Did you know that Carnatic vocalist Bangalore Nagarathnamma was the first ever musician to have paid taxes to the British government in the early 1900s, and was the first Indian woman to have braved her way to perform in Jaffna? She and M.S. Subbulakshmi were among the first women musicians to be accompanied by men on the mridanga and violin when it was considered a societal taboo.
An account of rare informationon the two musical greats, who come from a Devadasi lineage, has been recorded in two recently released books in Kannada — Ditta Kalavide Bengaluru Nagarathnamma and Manadolagina Suprabhata M.S. Subbulakshmi, authored by N. Jagadish Koppa and published by Vikasa Prakashana. “It is the first two in a series planned on artistes from the Devadasi community who have contributed to cultural progress,” said Dr.
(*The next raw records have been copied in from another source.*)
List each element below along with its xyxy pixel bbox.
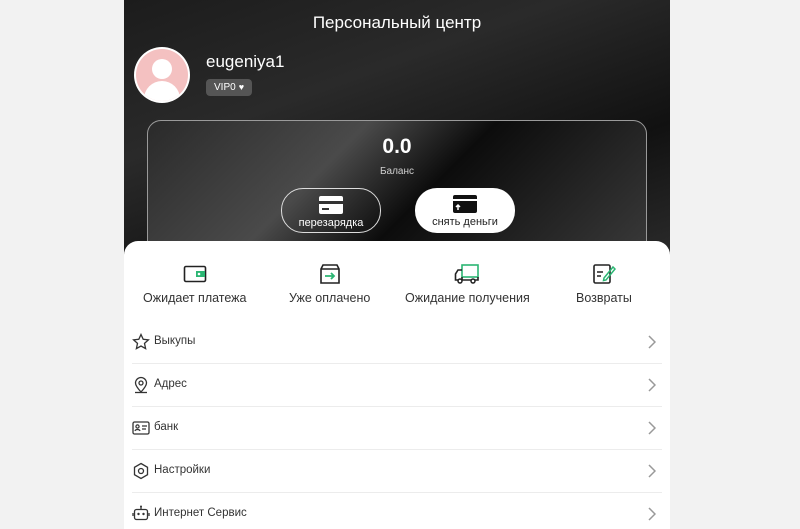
menu-item-address[interactable]: Адрес [132,364,662,407]
order-status-row: Ожидает платежа Уже оплачено Ожидание по… [124,263,670,313]
menu-item-label: Выкупы [154,335,196,347]
settings-menu: Выкупы Адрес банк Настройки Интернет Сер… [132,321,662,529]
username: eugeniya1 [206,52,285,71]
balance-value: 0.0 [382,135,412,158]
content-panel: Ожидает платежа Уже оплачено Ожидание по… [124,241,670,529]
order-awaiting-receipt[interactable]: Ожидание получения [405,263,530,305]
menu-item-label: банк [154,421,179,433]
chevron-right-icon [648,335,656,349]
user-avatar-icon [136,49,188,101]
vip-badge: VIP0 ♥ [206,79,253,96]
chevron-right-icon [648,464,656,478]
withdraw-button[interactable]: снять деньги [415,188,515,233]
menu-item-settings[interactable]: Настройки [132,450,662,493]
paid-box-icon [319,264,340,284]
recharge-label: перезарядка [298,217,364,229]
order-label: Ожидает платежа [143,291,247,305]
order-paid[interactable]: Уже оплачено [289,263,370,305]
menu-item-support[interactable]: Интернет Сервис [132,493,662,529]
withdraw-card-icon [453,195,477,213]
refund-edit-icon [593,264,616,284]
order-label: Ожидание получения [405,291,530,305]
avatar[interactable] [134,47,190,103]
wallet-icon [183,265,207,283]
balance-card: 0.0 Баланс перезарядка снять деньги [147,120,647,260]
menu-item-label: Настройки [154,464,211,476]
settings-gear-icon [133,462,149,480]
vip-level: VIP0 [214,82,236,93]
chevron-right-icon [648,421,656,435]
header-hero: Персональный центр eugeniya1 VIP0 ♥ 0.0 Б… [124,0,670,260]
heart-icon: ♥ [238,82,245,92]
menu-item-label: Адрес [154,378,187,390]
balance-label: Баланс [379,166,415,177]
menu-item-buyouts[interactable]: Выкупы [132,321,662,364]
personal-center-page: Персональный центр eugeniya1 VIP0 ♥ 0.0 Б… [124,0,670,529]
bank-card-icon [132,421,150,435]
chevron-right-icon [648,507,656,521]
delivery-truck-icon [455,264,480,284]
page-title: Персональный центр [312,13,482,32]
support-bot-icon [132,505,150,521]
recharge-button[interactable]: перезарядка [281,188,381,233]
order-refunds[interactable]: Возвраты [576,263,632,305]
star-icon [132,333,150,350]
menu-item-bank[interactable]: банк [132,407,662,450]
chevron-right-icon [648,378,656,392]
order-awaiting-payment[interactable]: Ожидает платежа [143,263,247,305]
withdraw-label: снять деньги [432,216,498,228]
order-label: Уже оплачено [289,291,371,305]
card-icon [319,196,343,214]
menu-item-label: Интернет Сервис [154,507,247,519]
order-label: Возвраты [576,291,632,305]
location-pin-icon [134,376,148,394]
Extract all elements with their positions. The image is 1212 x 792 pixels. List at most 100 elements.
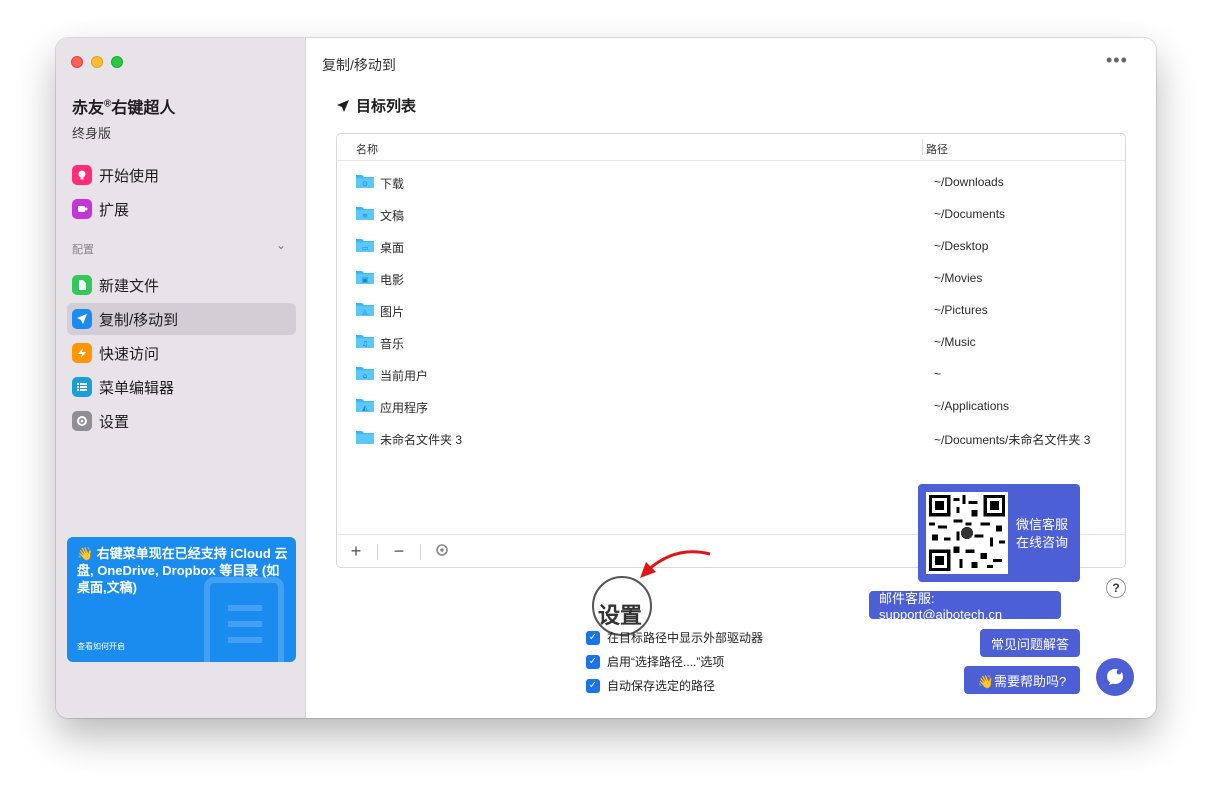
remove-button[interactable]: − xyxy=(388,541,410,562)
promo-link[interactable]: 查看如何开启 xyxy=(77,641,125,652)
wechat-support-card[interactable]: 微信客服 在线咨询 xyxy=(918,484,1080,582)
section-title: 目标列表 xyxy=(336,95,416,116)
app-name: 赤友®右键超人 xyxy=(72,94,175,118)
sidebar-item-label: 快速访问 xyxy=(99,345,160,363)
folder-icon: ≋ xyxy=(356,207,374,220)
table-row[interactable]: ◭ 应用程序 ~/Applications xyxy=(337,390,1125,422)
sidebar-item-label: 设置 xyxy=(99,413,130,431)
faq-button[interactable]: 常见问题解答 xyxy=(980,629,1080,657)
sidebar-item-label: 复制/移动到 xyxy=(99,311,179,329)
add-button[interactable]: + xyxy=(345,541,367,562)
sidebar: 赤友®右键超人 终身版 开始使用 扩展 配置 ⌄ 新建文件 复制/移动到 快速访… xyxy=(56,38,306,718)
section-label-config: 配置 xyxy=(72,244,94,256)
qr-code xyxy=(926,492,1008,574)
option-enable-choose-path[interactable]: ✓ 启用“选择路径....”选项 xyxy=(586,653,724,670)
need-help-button[interactable]: 👋需要帮助吗? xyxy=(964,666,1080,694)
folder-icon: ◬ xyxy=(356,303,374,316)
qr-line-2: 在线咨询 xyxy=(1016,535,1069,550)
checkbox-checked-icon[interactable]: ✓ xyxy=(586,678,600,693)
promo-card[interactable]: 👋 右键菜单现在已经支持 iCloud 云盘, OneDrive, Dropbo… xyxy=(67,537,296,662)
folder-icon: ⊙ xyxy=(356,175,374,188)
folder-icon: ▭ xyxy=(356,239,374,252)
chat-bubble-icon xyxy=(1107,669,1123,685)
table-row[interactable]: ▭ 桌面 ~/Desktop xyxy=(337,230,1125,262)
send-icon xyxy=(337,99,349,112)
svg-text:▭: ▭ xyxy=(362,244,369,252)
section-title-text: 目标列表 xyxy=(356,98,417,115)
option-label: 启用“选择路径....”选项 xyxy=(607,655,725,669)
lightning-icon xyxy=(72,343,92,363)
close-button[interactable] xyxy=(71,56,83,68)
row-name: 文稿 xyxy=(380,209,405,223)
svg-text:◭: ◭ xyxy=(362,404,368,412)
table-row[interactable]: ≋ 文稿 ~/Documents xyxy=(337,198,1125,230)
row-path: ~/Documents/未命名文件夹 3 xyxy=(934,433,1091,447)
more-options-icon[interactable]: ••• xyxy=(1106,50,1128,71)
row-path: ~/Desktop xyxy=(934,239,989,253)
lightbulb-icon xyxy=(72,165,92,185)
app-edition: 终身版 xyxy=(72,126,112,141)
row-name: 音乐 xyxy=(380,337,405,351)
table-row[interactable]: ▣ 电影 ~/Movies xyxy=(337,262,1125,294)
sidebar-item-quick-access[interactable]: 快速访问 xyxy=(67,337,296,369)
list-icon xyxy=(72,377,92,397)
folder-icon: ⌂ xyxy=(356,367,374,380)
table-row[interactable]: ⌂ 当前用户 ~ xyxy=(337,358,1125,390)
red-arrow-icon xyxy=(640,550,711,578)
chat-button[interactable] xyxy=(1096,658,1134,696)
column-divider[interactable] xyxy=(922,139,923,155)
question-icon[interactable]: ? xyxy=(1106,578,1126,598)
row-path: ~/Music xyxy=(934,335,976,349)
table-row[interactable]: ⊙ 下载 ~/Downloads xyxy=(337,166,1125,198)
folder-icon: ♫ xyxy=(356,335,374,348)
window-controls xyxy=(71,56,123,68)
gear-icon[interactable] xyxy=(431,541,453,562)
row-path: ~/Downloads xyxy=(934,175,1004,189)
app-window: 赤友®右键超人 终身版 开始使用 扩展 配置 ⌄ 新建文件 复制/移动到 快速访… xyxy=(56,38,1156,718)
chevron-down-icon[interactable]: ⌄ xyxy=(276,238,286,252)
sidebar-item-new-file[interactable]: 新建文件 xyxy=(67,269,296,301)
svg-text:◬: ◬ xyxy=(362,308,368,316)
table-row[interactable]: ◬ 图片 ~/Pictures xyxy=(337,294,1125,326)
table-row[interactable]: 未命名文件夹 3 ~/Documents/未命名文件夹 3 xyxy=(337,422,1125,454)
row-name: 应用程序 xyxy=(380,401,429,415)
minimize-button[interactable] xyxy=(91,56,103,68)
page-title: 复制/移动到 xyxy=(322,57,396,73)
svg-text:⌂: ⌂ xyxy=(363,372,367,380)
row-name: 电影 xyxy=(380,273,405,287)
sidebar-item-copy-move[interactable]: 复制/移动到 xyxy=(67,303,296,335)
svg-text:♫: ♫ xyxy=(362,340,368,348)
zoom-button[interactable] xyxy=(111,56,123,68)
sidebar-item-menu-editor[interactable]: 菜单编辑器 xyxy=(67,371,296,403)
row-path: ~/Pictures xyxy=(934,303,988,317)
column-header-path[interactable]: 路径 xyxy=(926,141,948,157)
table-row[interactable]: ♫ 音乐 ~/Music xyxy=(337,326,1125,358)
toolbar-divider xyxy=(420,543,421,560)
folder-icon: ◭ xyxy=(356,399,374,412)
email-support-button[interactable]: 邮件客服: support@aibotech.cn xyxy=(869,591,1061,622)
row-name: 下载 xyxy=(380,177,405,191)
send-icon xyxy=(72,309,92,329)
promo-text: 👋 右键菜单现在已经支持 iCloud 云盘, OneDrive, Dropbo… xyxy=(77,546,288,595)
sidebar-item-settings[interactable]: 设置 xyxy=(67,405,296,437)
option-auto-save-path[interactable]: ✓ 自动保存选定的路径 xyxy=(586,677,715,694)
puzzle-icon xyxy=(72,199,92,219)
qr-text: 微信客服 在线咨询 xyxy=(1016,516,1068,552)
checkbox-checked-icon[interactable]: ✓ xyxy=(586,654,600,669)
app-name-prefix: 赤友 xyxy=(72,100,105,117)
checkbox-checked-icon[interactable]: ✓ xyxy=(586,630,600,645)
row-name: 桌面 xyxy=(380,241,405,255)
app-name-suffix: 右键超人 xyxy=(111,100,176,117)
new-file-icon xyxy=(72,275,92,295)
sidebar-item-getting-started[interactable]: 开始使用 xyxy=(67,159,296,191)
sidebar-item-label: 开始使用 xyxy=(99,167,160,185)
table-header: 名称 路径 xyxy=(337,134,1125,161)
column-header-name[interactable]: 名称 xyxy=(356,141,378,157)
folder-icon: ▣ xyxy=(356,271,374,284)
gear-icon xyxy=(72,411,92,431)
row-path: ~ xyxy=(934,367,942,381)
sidebar-item-extensions[interactable]: 扩展 xyxy=(67,193,296,225)
option-show-external-drives[interactable]: ✓ 在目标路径中显示外部驱动器 xyxy=(586,629,763,646)
settings-label: 设置 xyxy=(598,603,643,628)
option-label: 自动保存选定的路径 xyxy=(607,679,716,693)
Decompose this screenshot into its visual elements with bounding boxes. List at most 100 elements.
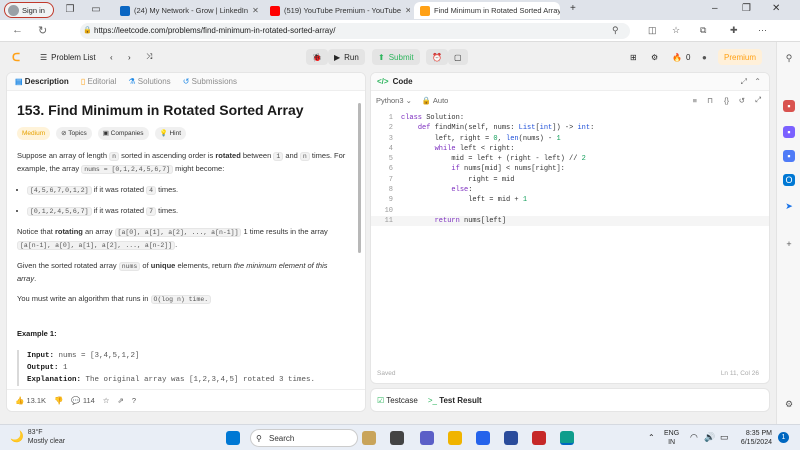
close-icon[interactable]: ✕ <box>252 6 259 15</box>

R. Poornima of Vikasa Prakashana.
“While in Tamil Nadu, I chanced upon the Devadasi cult and their poetic and melodic inheritance that contributed immensely to the country’s progress in art and culture. Both were steely women… M.S. was known as the ‘daughter of Shanmukhavadivu,’ and Nagarathnamma as the ‘daughter of Puttalakshamma’,” writes Koppa.
The author goes on to find out on Nagarathnamma that the Oxford University Press in 1991 in the chapter on ‘Women Writers of India’ includes her as the “first woman writer of India” as she had, in 1917, edited the 17th Century Telugu classical poetry Radhika Swantanamu, which got embroiled into controversies for its bold, lyrical features.
Nagarathnamma was born in 1872 at Nanjangud and was brought to Mysuru as a toddler, before she entered Bengaluru and later settled in Tamil Nadu. Her time at Nagarathpet and later at Naraharirayana Gudde, where Judge Narahari Rao built a house for her, are little known facts. “That she sold her house to make money for building a Samadhi of Tyagaraja is common knowledge now,” says Mr. Koppa.